Given the recent collapse of the TCI/Bell Atlantic merger, it wasn’t surprising that the viability of how the computer, communications and entertainment industries intersect on the information superhighway was a topic for discussion among panelists at the Converging Industry Panel Wednesday at Intermedia ’94.
Moderated by New York Times technology reporter John Markoff, the lively meeting featured appearances by AT&T’s Robert Kavner, Silicon Graphics Inc.’s Tom Jermoluk, Viacom Broadcasting’s Edward Horowitz and America Online’s president and CEO Steven Case. It touched on a number of subjects, including the computer industry’s overall escape (so far) of government regulation, and speculation on what Microsoft’s role in the interactive world might be.
But with last week’s collapse of the merger between Bell Atlantic and Tele-Communications Inc. still fresh in many people’s minds, the subject was much-discussed by the panel’s participants, all of whom insisted it wouldn’t affect them.
“The focus on the megadeals takes the focus off what’s really happening in the industries,” Case said. “You’re not going to wake up and have it all there in place. This is a slow, steady growth that is not based on one deal. The commercial online services are going to help fill the void. That is what is moving us toward a connected world.”
Horowitz, Viacom’s chairman and CEO, agreed, adding, “The convergence process is still on schedule. The fact is, things are still moving along, standards are evolving and people are starting to put their plans together.”
Kavner, executive VP and CEO of AT&T’s Multimedia Products and Services, said that because the merger forced AT&T to look at the two companies as “competitors ,” AT&T had to figure out a way to position themselves against the companies, something they are still doing.
“We went through a lot more detail within these areas in our companies when we thought the merger was a reality,” Kavner said, “and we’ll continue on the same track as we have been on.”
Asked about filling the void left by the collapse of the deal, Case said that he sees it falling into the hands of savvy entrepreneurs.
“This is going to be a businessthat is run by people who create interesting services,” Case said. “There’s more divergence than convergence. Whether they merge or not won’t have as dramatic an impact as people think. It’s not about talking to your TV, but to other people. It’s really about the services.”
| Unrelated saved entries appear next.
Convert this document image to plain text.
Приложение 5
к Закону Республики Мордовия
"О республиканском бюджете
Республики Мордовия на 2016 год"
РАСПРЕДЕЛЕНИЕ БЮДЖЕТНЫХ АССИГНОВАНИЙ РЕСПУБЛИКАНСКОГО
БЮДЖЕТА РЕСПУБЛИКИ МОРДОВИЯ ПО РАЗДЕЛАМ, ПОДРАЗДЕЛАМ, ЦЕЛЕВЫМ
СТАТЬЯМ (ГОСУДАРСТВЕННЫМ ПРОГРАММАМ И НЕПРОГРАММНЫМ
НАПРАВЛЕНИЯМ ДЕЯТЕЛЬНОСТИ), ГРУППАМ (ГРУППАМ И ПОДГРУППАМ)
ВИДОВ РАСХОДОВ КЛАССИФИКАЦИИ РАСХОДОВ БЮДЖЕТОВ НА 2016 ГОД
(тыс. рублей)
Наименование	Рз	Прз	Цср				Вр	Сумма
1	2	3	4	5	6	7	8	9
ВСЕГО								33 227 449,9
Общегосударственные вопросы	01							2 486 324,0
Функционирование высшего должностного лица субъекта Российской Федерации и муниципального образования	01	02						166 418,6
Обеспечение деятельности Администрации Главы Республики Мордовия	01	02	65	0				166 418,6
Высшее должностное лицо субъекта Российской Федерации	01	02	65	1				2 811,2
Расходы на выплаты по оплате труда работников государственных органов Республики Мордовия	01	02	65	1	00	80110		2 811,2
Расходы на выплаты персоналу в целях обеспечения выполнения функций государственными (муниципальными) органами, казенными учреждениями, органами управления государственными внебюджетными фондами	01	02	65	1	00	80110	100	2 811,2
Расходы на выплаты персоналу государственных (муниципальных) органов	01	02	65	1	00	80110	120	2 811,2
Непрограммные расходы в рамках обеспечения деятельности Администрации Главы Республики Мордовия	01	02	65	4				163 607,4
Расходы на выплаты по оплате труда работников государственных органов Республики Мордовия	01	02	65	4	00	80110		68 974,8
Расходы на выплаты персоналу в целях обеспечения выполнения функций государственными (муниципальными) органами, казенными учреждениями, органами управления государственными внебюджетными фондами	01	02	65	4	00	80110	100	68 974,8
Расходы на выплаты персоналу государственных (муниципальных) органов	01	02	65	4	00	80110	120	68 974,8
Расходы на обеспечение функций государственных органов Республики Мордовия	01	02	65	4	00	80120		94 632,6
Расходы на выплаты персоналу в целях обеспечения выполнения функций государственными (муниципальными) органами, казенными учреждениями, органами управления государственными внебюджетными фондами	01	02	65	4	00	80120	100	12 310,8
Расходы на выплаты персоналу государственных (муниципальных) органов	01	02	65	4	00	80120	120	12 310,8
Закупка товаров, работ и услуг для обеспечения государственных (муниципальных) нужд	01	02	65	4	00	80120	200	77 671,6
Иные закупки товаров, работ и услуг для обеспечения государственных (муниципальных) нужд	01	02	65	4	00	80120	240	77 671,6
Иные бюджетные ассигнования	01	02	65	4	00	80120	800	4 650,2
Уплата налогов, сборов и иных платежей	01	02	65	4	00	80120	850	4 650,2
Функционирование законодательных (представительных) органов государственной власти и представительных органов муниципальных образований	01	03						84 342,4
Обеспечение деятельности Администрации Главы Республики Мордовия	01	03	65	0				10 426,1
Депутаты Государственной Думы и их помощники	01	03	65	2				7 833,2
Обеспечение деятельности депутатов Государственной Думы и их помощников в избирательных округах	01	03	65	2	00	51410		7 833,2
Discussing the computer industry’s freedom from the long arm of government regulation, Horowitz said it’s an issue that will have to be dealt with by the technology companies.
“There’s going to be activity in Washington,” Horowitz predicted. “The industry hasn’t dealt with the lawmakers, but they are going to have to. There is going to have to be major planning in that area.”
“I look with some befuddlement that there has been almost no regulation,” Silicon Graphics’ Jermoluk added. “But it will happen and we better be ready for it.”
Using the family home as an analogy for comparing the TV set-top device to online service worlds, Horowitz said the TV set-top device is “living-room driven,” while the online services, because they need the aid of a computer, are “den-driven.”
“What we need to do,” Horowitz said, “is take down the wall that separates the living room and the den. While our focus starts on television, the challenge is to develop a portfolio of products that will combine both areas.”
Asked about Microsoft’s low profile so far, Kavner responded, “They’ve been lying in the weeds a lot. Everything that they are doing is well-focused. I expect them to come forward with software for video servers. I wouldn’t be surprised if they come out with an online service.”
Kavner was also asked about the somewhat controversial remarks he made at January’s Winter Consumer Electronics Show, where he went on the offensive against cable companies for what he called their “closed system of providing content,” in which they decide what’s going to be broadcast on cable.
“The reaction was that AT&T was attacking the cable industry, and I wasn’t.” Kavner said. “But I think we need to be careful that the model that made the cable industry, where they control what is on the screen, is not transported to the computer online services.”